Pentaho support for Horizontal Partitioning

 

Most current BI stack component tools were not designed with horizontal partitioning in mind: each design tool just delivers a product that is consumed by the next design tool further along the stack.

 

The underlying problem is that BI stack vendors typically create their stacks by acquiring companies that have produced individual BI stack components, and then licence these disparate products under their own brand names. Given the costs of acquisition, it is not commercially viable for a vendor to re-architect the BI stack components so that they work well together.

 

And an individual organisation is likely to source its BI stack components from multiple vendors; for example, the typical OBIEE site will be using Answers & Dashboards and the RPD (built by NQuire in the late 1990s, a product to which only modest changes have been made by its subsequent owners, Siebel and Oracle); BI Publisher (built by Oracle to solve unrelated problems with Oracle Applications reporting, back in 2003); an Oracle RDBMS (build by Oracle from 1978 onwards); and Informatica (standalone ETL built by the Informatica Corporation back in 1993).
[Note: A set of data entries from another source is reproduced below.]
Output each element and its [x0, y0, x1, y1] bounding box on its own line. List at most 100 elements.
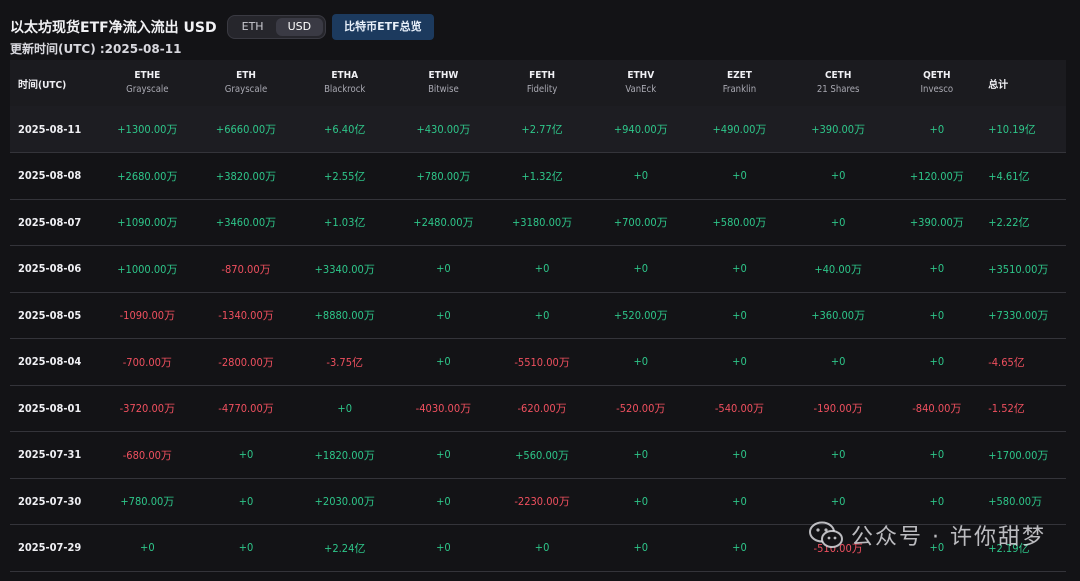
- flow-cell: -700.00万: [122, 355, 172, 369]
- flow-cell: +2.55亿: [324, 169, 366, 183]
- table-row[interactable]: 2025-07-30 +780.00万 +0 +2030.00万 +0 -2230.00万…: [10, 478, 1067, 525]
- flow-cell: +1820.00万: [314, 448, 375, 462]
- flow-cell: +430.00万: [416, 123, 471, 136]
- flow-cell: +0: [830, 355, 846, 369]
- flow-cell: +0: [929, 494, 945, 508]
- flow-cell: +0: [929, 122, 945, 136]
- flow-cell: +6660.00万: [215, 123, 277, 136]
- flow-cell: +0: [732, 494, 747, 508]
- fund-code: ETHW: [428, 70, 459, 81]
- etf-flow-table: 时间(UTC) ETHE Grayscale ETH Grayscale ETHA Bla…: [10, 60, 1067, 572]
- flow-cell: +1090.00万: [117, 216, 178, 230]
- flow-cell: +1.32亿: [521, 169, 563, 183]
- table-row[interactable]: 2025-08-07 +1090.00万 +3460.00万 +1.03亿 +2480.…: [10, 199, 1067, 246]
- flow-cell: +3820.00万: [215, 169, 277, 183]
- table-row[interactable]: 2025-08-05 -1090.00万 -1340.00万 +8880.00万 +0 +…: [10, 292, 1067, 339]
- flow-cell: +940.00万: [613, 123, 668, 136]
- row-date: 2025-08-05: [18, 308, 82, 322]
- fund-code: CETH: [824, 70, 852, 81]
- total-column-header[interactable]: 总计: [986, 60, 1066, 106]
- column-header-ethw[interactable]: ETHW Bitwise: [394, 60, 493, 106]
- fund-issuer: Grayscale: [126, 84, 169, 95]
- flow-cell: -4770.00万: [218, 402, 274, 416]
- page-title: 以太坊现货ETF净流入流出 USD: [10, 20, 217, 36]
- table-row[interactable]: 2025-08-01 -3720.00万 -4770.00万 +0 -4030.00万 -…: [10, 385, 1067, 432]
- column-header-ceth[interactable]: CETH 21 Shares: [789, 60, 888, 106]
- total-cell: -4.65亿: [988, 355, 1025, 369]
- flow-cell: +0: [830, 215, 846, 229]
- flow-cell: +3460.00万: [215, 216, 277, 230]
- column-header-qeth[interactable]: QETH Invesco: [888, 60, 987, 106]
- flow-cell: +0: [929, 541, 945, 555]
- total-cell: +10.19亿: [988, 123, 1036, 136]
- flow-cell: +0: [929, 448, 945, 462]
- column-header-ethe[interactable]: ETHE Grayscale: [98, 60, 197, 106]
- total-cell: +1700.00万: [988, 448, 1049, 462]
- flow-cell: +490.00万: [712, 123, 767, 136]
- page: 以太坊现货ETF净流入流出 USD ETH USD 比特币ETF总览 更新时间(…: [0, 0, 1080, 581]
- flow-cell: +0: [830, 494, 846, 508]
- row-date: 2025-08-08: [18, 169, 82, 183]
- flow-cell: -4030.00万: [415, 402, 472, 416]
- row-date: 2025-08-04: [18, 355, 82, 369]
- header: 以太坊现货ETF净流入流出 USD ETH USD 比特币ETF总览: [10, 0, 1070, 42]
- flow-cell: -510.00万: [813, 541, 863, 555]
- flow-cell: -1340.00万: [218, 309, 274, 323]
- flow-cell: +0: [633, 355, 649, 369]
- table-body: 2025-08-11 +1300.00万 +6660.00万 +6.40亿 +430.0…: [10, 106, 1067, 571]
- row-date: 2025-08-11: [18, 122, 82, 136]
- total-cell: +3510.00万: [988, 262, 1049, 276]
- total-cell: +2.19亿: [988, 541, 1030, 555]
- row-date: 2025-07-30: [18, 494, 82, 508]
- column-header-feth[interactable]: FETH Fidelity: [493, 60, 592, 106]
- column-header-eth[interactable]: ETH Grayscale: [197, 60, 296, 106]
- table-header-row: 时间(UTC) ETHE Grayscale ETH Grayscale ETHA Bla…: [10, 60, 1067, 106]
- flow-cell: +0: [534, 541, 550, 555]
- flow-cell: -1090.00万: [119, 309, 176, 323]
- column-header-etha[interactable]: ETHA Blackrock: [295, 60, 394, 106]
- btc-etf-overview-button[interactable]: 比特币ETF总览: [332, 14, 434, 40]
- flow-cell: +780.00万: [120, 495, 175, 509]
- column-header-ezet[interactable]: EZET Franklin: [690, 60, 789, 106]
- flow-cell: +0: [633, 448, 649, 462]
- flow-cell: -2230.00万: [514, 495, 570, 509]
- table-row[interactable]: 2025-07-29 +0 +0 +2.24亿 +0 +0 +0 +0 -510.00万 +0 +2…: [10, 525, 1067, 571]
- flow-cell: -5510.00万: [514, 355, 570, 369]
- currency-toggle: ETH USD: [226, 15, 327, 39]
- fund-issuer: 21 Shares: [816, 84, 860, 95]
- date-column-header[interactable]: 时间(UTC): [10, 60, 98, 106]
- table-row[interactable]: 2025-08-08 +2680.00万 +3820.00万 +2.55亿 +780.0…: [10, 153, 1067, 199]
- flow-cell: +0: [436, 494, 451, 508]
- toggle-usd[interactable]: USD: [275, 18, 324, 36]
- table-row[interactable]: 2025-07-31 -680.00万 +0 +1820.00万 +0 +560.00万 +…: [10, 432, 1067, 478]
- flow-cell: +0: [436, 541, 451, 555]
- fund-issuer: VanEck: [625, 84, 657, 95]
- flow-cell: +0: [732, 262, 747, 276]
- flow-cell: -2800.00万: [218, 355, 274, 369]
- total-cell: +580.00万: [988, 495, 1043, 509]
- fund-code: ETHE: [134, 70, 161, 81]
- column-header-ethv[interactable]: ETHV VanEck: [591, 60, 690, 106]
- total-cell: -1.52亿: [988, 402, 1025, 416]
- flow-cell: +40.00万: [814, 262, 862, 276]
- table-row[interactable]: 2025-08-04 -700.00万 -2800.00万 -3.75亿 +0 -5510…: [10, 339, 1067, 385]
- flow-cell: +120.00万: [909, 169, 964, 183]
- flow-cell: +0: [830, 448, 846, 462]
- row-date: 2025-08-07: [18, 215, 82, 229]
- row-date: 2025-08-06: [18, 262, 82, 276]
- total-cell: +7330.00万: [988, 309, 1049, 323]
- flow-cell: +780.00万: [416, 169, 471, 183]
- table-row[interactable]: 2025-08-11 +1300.00万 +6660.00万 +6.40亿 +430.0…: [10, 106, 1067, 153]
- fund-code: ETH: [236, 70, 256, 81]
- flow-cell: +520.00万: [613, 309, 668, 323]
- update-time: 更新时间(UTC) :2025-08-11: [10, 42, 182, 56]
- flow-cell: +0: [534, 262, 550, 276]
- toggle-eth[interactable]: ETH: [230, 18, 276, 36]
- flow-cell: +0: [238, 541, 254, 555]
- flow-cell: +0: [929, 262, 945, 276]
- row-date: 2025-07-29: [18, 541, 82, 555]
- row-date: 2025-08-01: [18, 401, 82, 415]
- flow-cell: +2480.00万: [413, 216, 474, 230]
- table-row[interactable]: 2025-08-06 +1000.00万 -870.00万 +3340.00万 +0 +0…: [10, 246, 1067, 292]
- flow-cell: +3180.00万: [511, 216, 573, 230]
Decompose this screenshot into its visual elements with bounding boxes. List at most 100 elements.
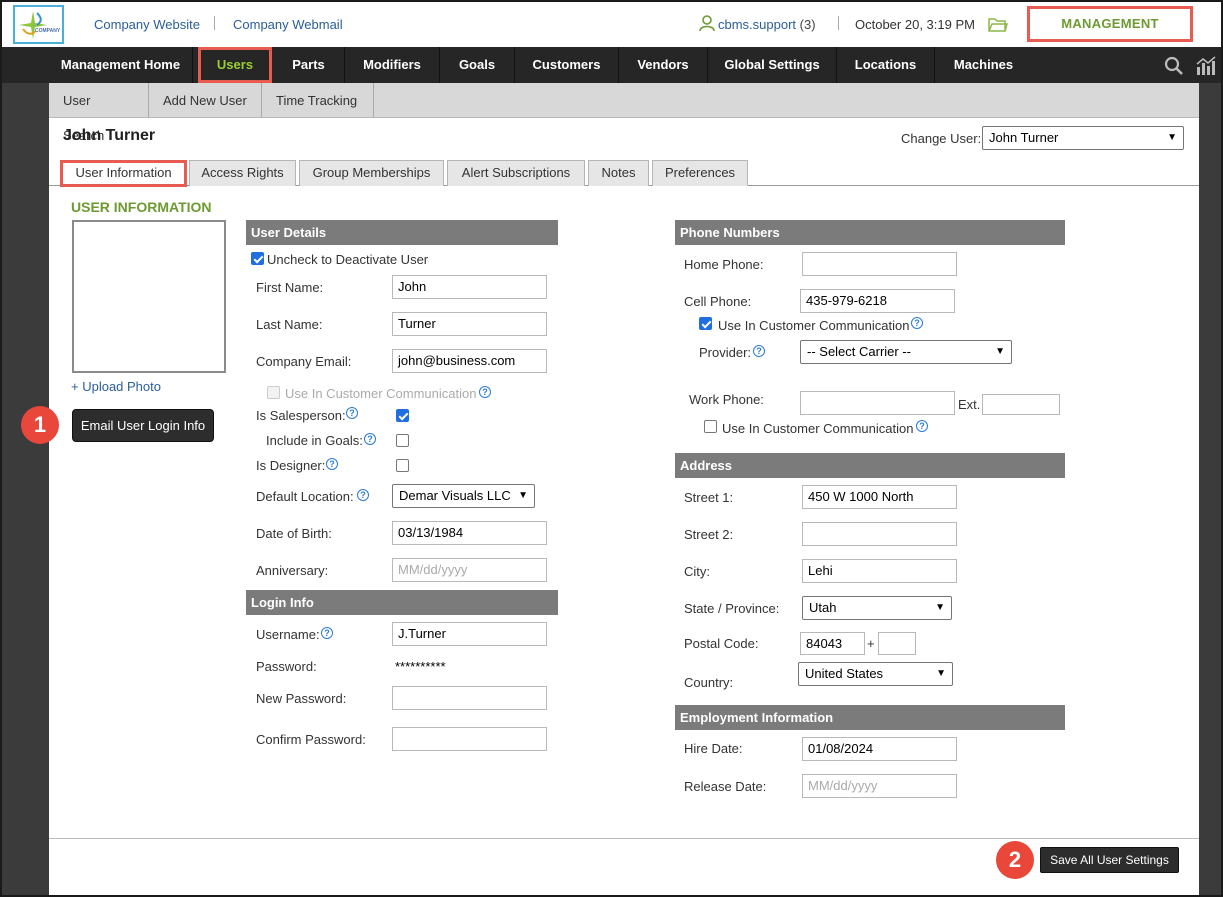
email-use-in-communication-label: Use In Customer Communication	[285, 386, 477, 401]
chart-icon[interactable]	[1196, 56, 1218, 76]
step-badge-1: 1	[21, 406, 59, 444]
nav-goals[interactable]: Goals	[440, 47, 515, 83]
company-email-label: Company Email:	[256, 354, 352, 369]
tab-alert-subscriptions[interactable]: Alert Subscriptions	[447, 160, 585, 186]
nav-global-settings[interactable]: Global Settings	[708, 47, 837, 83]
subnav-user-search[interactable]: User Search	[49, 83, 149, 143]
nav-management-home[interactable]: Management Home	[49, 47, 193, 83]
help-icon[interactable]: ?	[911, 317, 923, 329]
company-logo[interactable]: COMPANY	[13, 5, 64, 44]
tab-user-information[interactable]: User Information	[60, 160, 187, 187]
active-user-checkbox[interactable]	[251, 252, 264, 265]
home-phone-label: Home Phone:	[684, 257, 764, 272]
main-panel: User Search Add New User Time Tracking J…	[21, 83, 1199, 895]
current-user-name: cbms.support	[718, 17, 797, 32]
section-employment-information: Employment Information	[675, 705, 1065, 730]
nav-machines[interactable]: Machines	[935, 47, 1032, 83]
default-location-label: Default Location:	[256, 489, 354, 504]
tab-notes[interactable]: Notes	[588, 160, 649, 186]
new-password-input[interactable]	[392, 686, 547, 710]
is-salesperson-checkbox[interactable]	[396, 409, 409, 422]
nav-locations[interactable]: Locations	[837, 47, 935, 83]
include-in-goals-checkbox[interactable]	[396, 434, 409, 447]
search-icon[interactable]	[1164, 56, 1184, 76]
current-user-link[interactable]: cbms.support (3)	[718, 17, 816, 32]
company-webmail-link[interactable]: Company Webmail	[233, 17, 343, 32]
country-select[interactable]: United States ▼	[798, 662, 953, 686]
subnav-add-new-user[interactable]: Add New User	[149, 83, 262, 118]
cell-use-in-communication-checkbox[interactable]	[699, 317, 712, 330]
first-name-label: First Name:	[256, 280, 324, 295]
tab-access-rights[interactable]: Access Rights	[189, 160, 296, 186]
provider-select[interactable]: -- Select Carrier -- ▼	[800, 340, 1012, 364]
change-user-label: Change User:	[901, 131, 982, 146]
confirm-password-label: Confirm Password:	[256, 732, 366, 747]
logo-text: COMPANY	[35, 28, 61, 34]
cell-use-in-communication-label: Use In Customer Communication	[718, 318, 910, 333]
date-of-birth-input[interactable]: 03/13/1984	[392, 521, 547, 545]
username-input[interactable]: J.Turner	[392, 622, 547, 646]
tab-group-memberships[interactable]: Group Memberships	[299, 160, 444, 186]
password-value: **********	[395, 659, 446, 674]
default-location-value: Demar Visuals LLC	[399, 488, 511, 503]
chevron-down-icon: ▼	[1167, 132, 1177, 143]
company-website-link[interactable]: Company Website	[94, 17, 200, 32]
chevron-down-icon: ▼	[936, 668, 946, 679]
city-input[interactable]: Lehi	[802, 559, 957, 583]
work-phone-input[interactable]	[800, 391, 955, 415]
folder-icon[interactable]	[988, 16, 1008, 33]
page-title: John Turner	[63, 127, 156, 144]
company-email-input[interactable]: john@business.com	[392, 349, 547, 373]
help-icon[interactable]: ?	[357, 489, 369, 501]
state-select[interactable]: Utah ▼	[802, 596, 952, 620]
help-icon[interactable]: ?	[346, 407, 358, 419]
section-heading: USER INFORMATION	[71, 199, 212, 215]
is-designer-checkbox[interactable]	[396, 459, 409, 472]
password-label: Password:	[256, 659, 317, 674]
upload-photo-link[interactable]: + Upload Photo	[71, 379, 161, 394]
tab-bar: User Information Access Rights Group Mem…	[49, 160, 1199, 187]
confirm-password-input[interactable]	[392, 727, 547, 751]
work-phone-label: Work Phone:	[689, 392, 764, 407]
first-name-input[interactable]: John	[392, 275, 547, 299]
nav-parts[interactable]: Parts	[273, 47, 345, 83]
subnav-time-tracking[interactable]: Time Tracking	[262, 83, 374, 118]
nav-customers[interactable]: Customers	[515, 47, 619, 83]
work-use-in-communication-label: Use In Customer Communication	[722, 421, 914, 436]
footer-divider	[49, 838, 1199, 839]
tab-preferences[interactable]: Preferences	[652, 160, 748, 186]
street2-input[interactable]	[802, 522, 957, 546]
hire-date-input[interactable]: 01/08/2024	[802, 737, 957, 761]
postal-plus-label: +	[867, 636, 875, 651]
release-date-input[interactable]: MM/dd/yyyy	[802, 774, 957, 798]
anniversary-input[interactable]: MM/dd/yyyy	[392, 558, 547, 582]
nav-modifiers[interactable]: Modifiers	[345, 47, 440, 83]
ext-input[interactable]	[982, 394, 1060, 415]
cell-phone-input[interactable]: 435-979-6218	[800, 289, 955, 313]
nav-vendors[interactable]: Vendors	[619, 47, 708, 83]
sub-nav: User Search Add New User Time Tracking	[49, 83, 1199, 143]
street1-input[interactable]: 450 W 1000 North	[802, 485, 957, 509]
help-icon[interactable]: ?	[321, 627, 333, 639]
home-phone-input[interactable]	[802, 252, 957, 276]
help-icon[interactable]: ?	[479, 386, 491, 398]
nav-users[interactable]: Users	[198, 47, 272, 83]
postal-code-input[interactable]: 84043	[800, 632, 865, 655]
save-all-user-settings-button[interactable]: Save All User Settings	[1040, 847, 1179, 873]
management-mode-button[interactable]: MANAGEMENT	[1027, 6, 1193, 42]
default-location-select[interactable]: Demar Visuals LLC ▼	[392, 484, 535, 508]
help-icon[interactable]: ?	[364, 433, 376, 445]
state-value: Utah	[809, 600, 837, 615]
section-user-details: User Details	[246, 220, 558, 245]
email-use-in-communication-checkbox[interactable]	[267, 386, 280, 399]
postal-extension-input[interactable]	[878, 632, 916, 655]
work-use-in-communication-checkbox[interactable]	[704, 420, 717, 433]
change-user-select[interactable]: John Turner ▼	[982, 126, 1184, 150]
help-icon[interactable]: ?	[916, 420, 928, 432]
last-name-input[interactable]: Turner	[392, 312, 547, 336]
help-icon[interactable]: ?	[753, 345, 765, 357]
provider-label: Provider:	[699, 345, 752, 360]
email-login-info-button[interactable]: Email User Login Info	[72, 409, 214, 442]
help-icon[interactable]: ?	[326, 458, 338, 470]
postal-code-label: Postal Code:	[684, 636, 759, 651]
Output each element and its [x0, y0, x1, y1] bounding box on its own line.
None of these products were designed to work with one another, and some of them are the result of poor design choices.

 

Pentaho stands out from the other BI stack vendors in that it has build its entire BI stack itself; it may have used open-source software in the build but it is responsible for the overall architecture; and, even relatively recently, it has been prepared to re-architect the stack to produce a much more integrated and more modular product (some might say a rather bold choice that has resulted in grumblings from its userbase and has impacted its rating by Gartner, but one that seem likely to pay dividends – both actual and metaphorical – in the longer term).

 

We believe that the strength of Pentaho’s support for horizontal partitioning is its unique selling point (and not its, admittedly, excellent support for Big-Data). Should Pentaho continue in this direction it will make it very difficult for other vendors, proprietary or open-source, to compete on those two key metrics much beloved by IT managers: fast delivery and low cost. Another open-source start-up could well try to emulate Pentaho but it would have a lot of catching up to do. An existing BI stack vendor, like Oracle, could spend a very substantial sum and a number of years substantially re-architecting its existing product, an undertaking that seems very unlikely.